Oil is down 25 percent this year on speculation a global glut will persist amid the outlook for higher exports from Iran after the removal of sanctions and surging U.S. crude supplies. BP Plc is “very bearish” for the first half of 2016 and expects excess output to start dropping only when storage tanks fill up, according to Chief Executive Officer Robert Dudley.
West Texas Intermediate for March delivery fell 49 cents, or 1.8 percent, to $27.45 a barrel on the New York Mercantile Exchange. It’s the lowest close since Jan. 20. Oil slumped 15 percent in five sessions. Total volume traded was 90 percent higher than the 100-day average at 2:52 p.m.
The CBOE Crude Oil Volatility Index, which measures expectations of price swings, rose to the highest since 2009 on Wednesday.
Brent for April settlement advanced 52 cents, or 1.7 percent, to $30.84 on the London-based ICE Futures Europe exchange. The European benchmark crude closed at a $1.18 premium to WTI for April delivery.
Rosneft OJSC CEO Igor Sechin said in London that the company will defend its market share and indicated he’s skeptical on the prospects of a deal between the Organization of Petroleum Exporting Countries and other producers to curb output.
“In the second half, every tank and swimming pool in the world is going to fill and fundamentals are going to kick in,” BP’s Dudley said at an industry conference in London Wednesday. “The market will start balancing in the second half of this year.”
Crude inventories rose to 502.7 million barrels in the week ended Jan. 29, the highest level since 1930, EIA data show.
U.S. crude imports fell 14 percent to 7.12 million barrels a day, the biggest slide since December 2014. Imports along the Gulf Coast, known as PADD 3, tumbled 17 percent to 2.5 million barrels, the least since November 1991.

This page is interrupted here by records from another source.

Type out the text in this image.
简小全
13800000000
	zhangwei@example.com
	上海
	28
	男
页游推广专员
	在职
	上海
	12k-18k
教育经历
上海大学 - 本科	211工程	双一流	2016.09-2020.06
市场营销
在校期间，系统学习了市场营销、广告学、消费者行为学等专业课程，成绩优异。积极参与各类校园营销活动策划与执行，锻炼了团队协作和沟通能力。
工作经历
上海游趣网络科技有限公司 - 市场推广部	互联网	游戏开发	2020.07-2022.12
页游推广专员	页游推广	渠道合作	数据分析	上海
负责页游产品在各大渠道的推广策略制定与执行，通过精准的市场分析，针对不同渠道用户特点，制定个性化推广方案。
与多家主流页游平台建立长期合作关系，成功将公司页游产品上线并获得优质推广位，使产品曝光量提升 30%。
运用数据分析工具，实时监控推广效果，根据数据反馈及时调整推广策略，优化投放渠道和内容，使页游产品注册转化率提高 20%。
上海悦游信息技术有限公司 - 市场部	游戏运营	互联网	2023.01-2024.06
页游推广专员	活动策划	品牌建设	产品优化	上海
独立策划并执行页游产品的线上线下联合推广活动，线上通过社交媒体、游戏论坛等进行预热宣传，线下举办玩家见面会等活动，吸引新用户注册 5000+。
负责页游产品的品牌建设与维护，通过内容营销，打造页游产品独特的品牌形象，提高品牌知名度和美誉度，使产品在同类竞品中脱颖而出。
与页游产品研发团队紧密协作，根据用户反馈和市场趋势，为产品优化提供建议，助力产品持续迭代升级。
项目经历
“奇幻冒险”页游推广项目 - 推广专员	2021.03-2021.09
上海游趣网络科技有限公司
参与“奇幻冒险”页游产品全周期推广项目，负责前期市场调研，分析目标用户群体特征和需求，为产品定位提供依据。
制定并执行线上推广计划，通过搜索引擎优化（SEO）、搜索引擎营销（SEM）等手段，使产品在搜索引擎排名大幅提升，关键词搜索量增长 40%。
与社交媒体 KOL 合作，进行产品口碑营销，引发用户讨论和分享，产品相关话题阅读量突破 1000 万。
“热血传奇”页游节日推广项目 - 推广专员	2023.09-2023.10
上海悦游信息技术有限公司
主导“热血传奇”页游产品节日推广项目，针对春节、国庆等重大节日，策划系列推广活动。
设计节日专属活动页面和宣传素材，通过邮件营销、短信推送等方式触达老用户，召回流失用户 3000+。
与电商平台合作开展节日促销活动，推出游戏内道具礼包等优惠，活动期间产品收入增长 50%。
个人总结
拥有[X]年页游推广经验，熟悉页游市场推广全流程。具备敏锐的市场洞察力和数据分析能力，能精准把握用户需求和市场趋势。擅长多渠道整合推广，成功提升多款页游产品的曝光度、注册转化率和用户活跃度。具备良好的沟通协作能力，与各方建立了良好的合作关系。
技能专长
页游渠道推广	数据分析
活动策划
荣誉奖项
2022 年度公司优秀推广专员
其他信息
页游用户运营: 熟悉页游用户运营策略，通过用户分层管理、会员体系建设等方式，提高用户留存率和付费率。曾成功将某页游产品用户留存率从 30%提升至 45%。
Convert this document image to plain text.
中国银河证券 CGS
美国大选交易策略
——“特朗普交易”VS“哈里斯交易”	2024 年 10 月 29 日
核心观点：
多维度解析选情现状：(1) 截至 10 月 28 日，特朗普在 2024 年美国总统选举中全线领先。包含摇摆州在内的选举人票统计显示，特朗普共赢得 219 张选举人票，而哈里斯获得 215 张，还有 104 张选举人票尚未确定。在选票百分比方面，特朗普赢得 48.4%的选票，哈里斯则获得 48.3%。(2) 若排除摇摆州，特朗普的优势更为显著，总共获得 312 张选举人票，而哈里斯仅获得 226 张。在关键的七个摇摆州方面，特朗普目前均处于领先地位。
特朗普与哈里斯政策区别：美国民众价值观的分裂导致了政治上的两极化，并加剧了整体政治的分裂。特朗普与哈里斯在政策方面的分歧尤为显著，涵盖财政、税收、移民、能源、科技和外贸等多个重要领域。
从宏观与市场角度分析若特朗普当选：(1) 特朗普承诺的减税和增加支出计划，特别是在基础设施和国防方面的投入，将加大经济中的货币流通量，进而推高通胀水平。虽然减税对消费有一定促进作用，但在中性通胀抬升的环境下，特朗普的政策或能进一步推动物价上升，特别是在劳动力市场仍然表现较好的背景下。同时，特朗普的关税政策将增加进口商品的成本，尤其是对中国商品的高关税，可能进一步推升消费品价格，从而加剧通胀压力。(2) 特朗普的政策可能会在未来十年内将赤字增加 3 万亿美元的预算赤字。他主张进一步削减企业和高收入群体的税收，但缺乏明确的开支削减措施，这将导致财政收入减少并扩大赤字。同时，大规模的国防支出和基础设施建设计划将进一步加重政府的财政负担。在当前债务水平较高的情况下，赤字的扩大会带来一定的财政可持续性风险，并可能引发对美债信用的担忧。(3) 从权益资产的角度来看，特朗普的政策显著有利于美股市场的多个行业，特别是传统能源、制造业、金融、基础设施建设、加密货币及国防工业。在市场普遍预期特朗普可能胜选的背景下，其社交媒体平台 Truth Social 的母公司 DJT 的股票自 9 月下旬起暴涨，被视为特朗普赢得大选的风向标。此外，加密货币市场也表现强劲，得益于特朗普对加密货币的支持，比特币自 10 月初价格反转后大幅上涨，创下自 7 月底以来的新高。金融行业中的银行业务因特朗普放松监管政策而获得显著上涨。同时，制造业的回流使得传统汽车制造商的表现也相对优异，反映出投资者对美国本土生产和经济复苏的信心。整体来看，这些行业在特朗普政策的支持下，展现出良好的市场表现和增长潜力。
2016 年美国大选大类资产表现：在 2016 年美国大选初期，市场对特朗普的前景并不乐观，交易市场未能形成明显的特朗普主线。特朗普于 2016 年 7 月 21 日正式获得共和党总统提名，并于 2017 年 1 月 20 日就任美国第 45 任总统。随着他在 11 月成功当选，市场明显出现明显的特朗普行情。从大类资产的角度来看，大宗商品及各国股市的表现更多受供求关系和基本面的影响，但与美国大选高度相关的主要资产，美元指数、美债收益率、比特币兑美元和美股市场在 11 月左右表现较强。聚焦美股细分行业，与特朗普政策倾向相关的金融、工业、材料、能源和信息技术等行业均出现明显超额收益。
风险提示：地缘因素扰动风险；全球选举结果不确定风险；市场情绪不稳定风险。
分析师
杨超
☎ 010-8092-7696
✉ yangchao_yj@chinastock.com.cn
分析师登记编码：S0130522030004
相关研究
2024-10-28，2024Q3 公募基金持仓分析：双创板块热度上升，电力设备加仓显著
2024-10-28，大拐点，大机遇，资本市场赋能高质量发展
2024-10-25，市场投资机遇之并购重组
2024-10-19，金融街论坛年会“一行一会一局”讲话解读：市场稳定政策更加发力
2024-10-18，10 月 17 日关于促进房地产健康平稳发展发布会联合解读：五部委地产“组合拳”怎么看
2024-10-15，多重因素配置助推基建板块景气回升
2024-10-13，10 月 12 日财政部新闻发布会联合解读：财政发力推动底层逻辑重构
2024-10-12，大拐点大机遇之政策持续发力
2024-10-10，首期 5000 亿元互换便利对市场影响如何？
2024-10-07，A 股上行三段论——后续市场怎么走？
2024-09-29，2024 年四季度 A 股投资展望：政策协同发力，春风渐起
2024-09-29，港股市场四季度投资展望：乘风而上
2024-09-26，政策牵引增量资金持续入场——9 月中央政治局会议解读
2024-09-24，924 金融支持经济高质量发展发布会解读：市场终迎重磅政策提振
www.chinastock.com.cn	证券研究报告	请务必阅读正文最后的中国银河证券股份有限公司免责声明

"The numbers are a little bit better than what people were expecting," said Craig Bethune, a fund manager at Manulife Asset Management Ltd. in Toronto who focuses on energy and natural resources investments. "These are baby steps. We have to see more before prices recover."
Crude stockpiles at Cushing, which is the delivery point for WTI, rose by 523,000 barrels to 64.7 million, the most in data going back to 2004.
"Cushing inventories rose to a new record high, which is influencing the front of the WTI curve," Evans said. "This has added to the weakness of the March contract, which is trading at a $2 discount to April."
The spread between monthly oil-futures contracts are often seen as a reliable gauge of market conditions, and a discount on the earliest months -- known as contango -- typically signals that supplies exceed demand.
Gasoline supplies climbed 1.26 million barrels to 255.7 million, the highest in weekly record going back to 1990. It was the smallest gain this year. Demand for the fuel rose 9.4 percent to 9.12 million.
March gasoline futures rose 4.9 percent to 94.25 cents a gallon after finishing Tuesday at $89.89, the lowest close since December 2008.
"The gasoline move is purely demand driven," said Thomas Finlon, director of Energy Analytics Group LLC in Jupiter, Florida. "They were beating the daylights out of the relative value of gasoline. Demand is better than people thought."